Im Internet gibt es diverse Tests, mit denen man prüfen kann, wie einsam man ist. Linda Maurer sieht diese eher kritisch. „Zum einen sind nicht alle Einsamkeitstests seriös und aussagekräftig. Es gibt eben noch keine klar definierten Kriterien, anhand derer man sagen kann, dass eine Person einsam ist. Die Ergebnisse sind häufig auch von der Tagesverfassung abhängig. Und das zweite Problem: Man wird mit den Ergebnissen, die die Tests ausspucken, alleingelassen.“ Die Expertin rät allen, die sich sehr einsam fühlen, lieber ein Gesprächs- oder Hilfsangebot wahrzunehmen. „Einen Einsamkeitstest kann man dann immer noch später machen, wenn man ärztlich oder therapeutisch begleitet wird.“

Hier gibt es Hilfe

  • Nummer gegen Kummer Kinder- und Jugendtelefon: 116 111 (Mo–Sa 14–20 Uhr)

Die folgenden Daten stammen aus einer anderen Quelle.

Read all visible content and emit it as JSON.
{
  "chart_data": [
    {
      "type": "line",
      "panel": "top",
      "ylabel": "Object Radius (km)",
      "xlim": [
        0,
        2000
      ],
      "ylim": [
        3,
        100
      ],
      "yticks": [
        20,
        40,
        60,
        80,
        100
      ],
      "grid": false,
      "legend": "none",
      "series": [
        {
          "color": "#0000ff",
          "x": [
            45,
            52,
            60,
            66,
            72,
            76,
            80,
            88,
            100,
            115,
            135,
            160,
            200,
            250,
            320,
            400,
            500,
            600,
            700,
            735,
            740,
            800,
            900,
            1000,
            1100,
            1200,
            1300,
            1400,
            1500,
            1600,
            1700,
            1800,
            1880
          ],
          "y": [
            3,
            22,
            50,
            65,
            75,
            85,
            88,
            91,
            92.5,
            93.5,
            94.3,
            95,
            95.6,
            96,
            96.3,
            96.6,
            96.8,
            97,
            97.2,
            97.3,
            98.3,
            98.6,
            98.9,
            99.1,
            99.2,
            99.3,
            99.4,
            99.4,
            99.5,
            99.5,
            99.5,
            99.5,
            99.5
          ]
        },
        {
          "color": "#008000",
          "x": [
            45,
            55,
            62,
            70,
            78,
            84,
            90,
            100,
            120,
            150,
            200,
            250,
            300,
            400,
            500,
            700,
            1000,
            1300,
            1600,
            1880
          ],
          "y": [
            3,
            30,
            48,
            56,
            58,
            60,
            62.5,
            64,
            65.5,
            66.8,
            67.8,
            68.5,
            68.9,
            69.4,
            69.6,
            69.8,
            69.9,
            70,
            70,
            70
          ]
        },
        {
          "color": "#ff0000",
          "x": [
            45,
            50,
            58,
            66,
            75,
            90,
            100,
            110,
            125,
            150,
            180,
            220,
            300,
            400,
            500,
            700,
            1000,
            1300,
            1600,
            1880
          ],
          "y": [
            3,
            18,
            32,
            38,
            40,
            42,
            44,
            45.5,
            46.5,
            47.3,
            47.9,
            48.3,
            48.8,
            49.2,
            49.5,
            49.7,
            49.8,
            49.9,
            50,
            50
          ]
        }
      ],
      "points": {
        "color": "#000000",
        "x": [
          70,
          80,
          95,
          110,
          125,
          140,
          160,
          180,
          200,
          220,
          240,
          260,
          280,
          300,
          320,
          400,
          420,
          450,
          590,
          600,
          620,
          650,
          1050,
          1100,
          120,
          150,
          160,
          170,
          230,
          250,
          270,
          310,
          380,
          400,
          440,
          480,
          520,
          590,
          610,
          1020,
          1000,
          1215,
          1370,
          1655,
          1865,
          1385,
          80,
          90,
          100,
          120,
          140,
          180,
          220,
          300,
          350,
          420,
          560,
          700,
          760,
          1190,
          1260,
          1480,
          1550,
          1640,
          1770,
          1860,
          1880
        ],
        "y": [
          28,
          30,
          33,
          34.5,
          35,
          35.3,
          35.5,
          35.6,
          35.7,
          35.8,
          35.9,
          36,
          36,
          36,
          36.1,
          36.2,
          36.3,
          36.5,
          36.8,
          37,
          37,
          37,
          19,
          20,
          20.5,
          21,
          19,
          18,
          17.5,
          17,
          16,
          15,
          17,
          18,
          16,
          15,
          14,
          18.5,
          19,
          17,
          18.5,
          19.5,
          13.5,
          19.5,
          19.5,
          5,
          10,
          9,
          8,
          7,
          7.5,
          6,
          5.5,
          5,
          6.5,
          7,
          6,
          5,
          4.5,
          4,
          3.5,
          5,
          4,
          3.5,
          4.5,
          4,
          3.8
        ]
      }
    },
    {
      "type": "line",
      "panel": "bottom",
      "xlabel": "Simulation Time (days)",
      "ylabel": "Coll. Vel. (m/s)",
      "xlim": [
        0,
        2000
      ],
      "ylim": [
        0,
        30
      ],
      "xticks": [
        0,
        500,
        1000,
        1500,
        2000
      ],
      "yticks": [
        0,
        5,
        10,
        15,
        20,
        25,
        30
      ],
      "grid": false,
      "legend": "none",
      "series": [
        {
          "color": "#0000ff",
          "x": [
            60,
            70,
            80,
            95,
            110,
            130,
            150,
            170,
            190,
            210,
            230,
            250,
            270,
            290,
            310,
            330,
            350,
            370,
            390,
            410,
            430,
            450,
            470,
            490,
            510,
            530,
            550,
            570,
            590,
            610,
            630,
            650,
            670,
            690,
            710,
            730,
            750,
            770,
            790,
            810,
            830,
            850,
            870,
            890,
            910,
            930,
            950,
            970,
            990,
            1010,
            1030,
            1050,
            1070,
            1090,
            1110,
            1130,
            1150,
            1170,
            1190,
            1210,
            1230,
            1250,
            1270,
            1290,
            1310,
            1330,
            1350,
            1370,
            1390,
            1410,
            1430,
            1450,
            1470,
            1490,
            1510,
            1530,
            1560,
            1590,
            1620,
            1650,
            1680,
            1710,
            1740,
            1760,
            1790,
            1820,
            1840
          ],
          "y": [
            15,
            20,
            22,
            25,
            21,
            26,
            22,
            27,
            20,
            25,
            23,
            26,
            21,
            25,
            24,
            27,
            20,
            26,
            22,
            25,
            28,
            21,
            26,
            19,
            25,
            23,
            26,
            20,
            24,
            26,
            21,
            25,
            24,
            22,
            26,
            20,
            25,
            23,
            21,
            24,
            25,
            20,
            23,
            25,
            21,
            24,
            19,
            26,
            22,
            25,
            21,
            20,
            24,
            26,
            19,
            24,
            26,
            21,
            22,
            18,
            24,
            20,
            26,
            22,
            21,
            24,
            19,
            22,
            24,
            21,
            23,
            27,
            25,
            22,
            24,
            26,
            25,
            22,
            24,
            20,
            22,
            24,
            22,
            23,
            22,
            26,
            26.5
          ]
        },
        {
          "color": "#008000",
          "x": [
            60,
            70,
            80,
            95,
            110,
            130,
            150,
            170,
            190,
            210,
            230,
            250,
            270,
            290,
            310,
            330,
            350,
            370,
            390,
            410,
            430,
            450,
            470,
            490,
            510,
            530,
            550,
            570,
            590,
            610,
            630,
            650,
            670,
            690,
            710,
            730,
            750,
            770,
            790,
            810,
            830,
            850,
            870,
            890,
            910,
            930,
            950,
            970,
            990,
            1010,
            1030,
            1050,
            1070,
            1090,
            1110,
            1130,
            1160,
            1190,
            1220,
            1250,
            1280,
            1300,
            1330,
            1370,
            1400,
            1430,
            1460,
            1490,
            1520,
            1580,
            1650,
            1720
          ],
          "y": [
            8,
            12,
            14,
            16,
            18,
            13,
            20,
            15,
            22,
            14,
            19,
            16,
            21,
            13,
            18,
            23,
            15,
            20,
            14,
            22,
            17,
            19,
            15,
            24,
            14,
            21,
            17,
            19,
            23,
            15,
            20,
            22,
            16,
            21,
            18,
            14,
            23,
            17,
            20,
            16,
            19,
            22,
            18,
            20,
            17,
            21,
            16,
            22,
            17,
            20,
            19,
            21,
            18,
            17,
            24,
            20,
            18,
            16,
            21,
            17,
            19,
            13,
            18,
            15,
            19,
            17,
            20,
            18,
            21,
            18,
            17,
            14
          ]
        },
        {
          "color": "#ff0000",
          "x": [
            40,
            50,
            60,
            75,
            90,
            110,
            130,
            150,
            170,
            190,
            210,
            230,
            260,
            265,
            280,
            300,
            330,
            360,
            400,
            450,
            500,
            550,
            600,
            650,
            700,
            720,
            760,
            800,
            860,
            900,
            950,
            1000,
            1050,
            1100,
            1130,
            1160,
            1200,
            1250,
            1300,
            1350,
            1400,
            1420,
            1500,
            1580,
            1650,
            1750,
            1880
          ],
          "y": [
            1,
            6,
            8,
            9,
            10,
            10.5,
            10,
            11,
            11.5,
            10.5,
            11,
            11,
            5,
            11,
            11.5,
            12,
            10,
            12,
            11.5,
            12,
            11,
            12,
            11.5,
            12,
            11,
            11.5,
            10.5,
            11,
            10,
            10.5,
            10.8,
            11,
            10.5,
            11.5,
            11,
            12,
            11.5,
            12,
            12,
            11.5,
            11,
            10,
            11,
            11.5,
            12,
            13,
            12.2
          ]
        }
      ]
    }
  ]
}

  • krisenchat.de: 24/7-Beratung für Kinder, Jugendliche und junge Erwachsene unter 25 Jahren via WhatsApp und SMS
  • TelefonSeelsorge: 0800 111 0 111, 0800 111 0 222 oder 116 123 (24 Stunden, 365 Tage im Jahr)
  • Redezeit für dich: Über 350 ehrenamtliche ausgebildete Zuhörerinnen und Zuhörer unterstützen bei Unsicherheiten, Selbstzweifeln, Einsamkeit, Wut, Hilflosigkeit, Frust, Unruhe, Überforderung und allem, was einen Menschen belasten kann.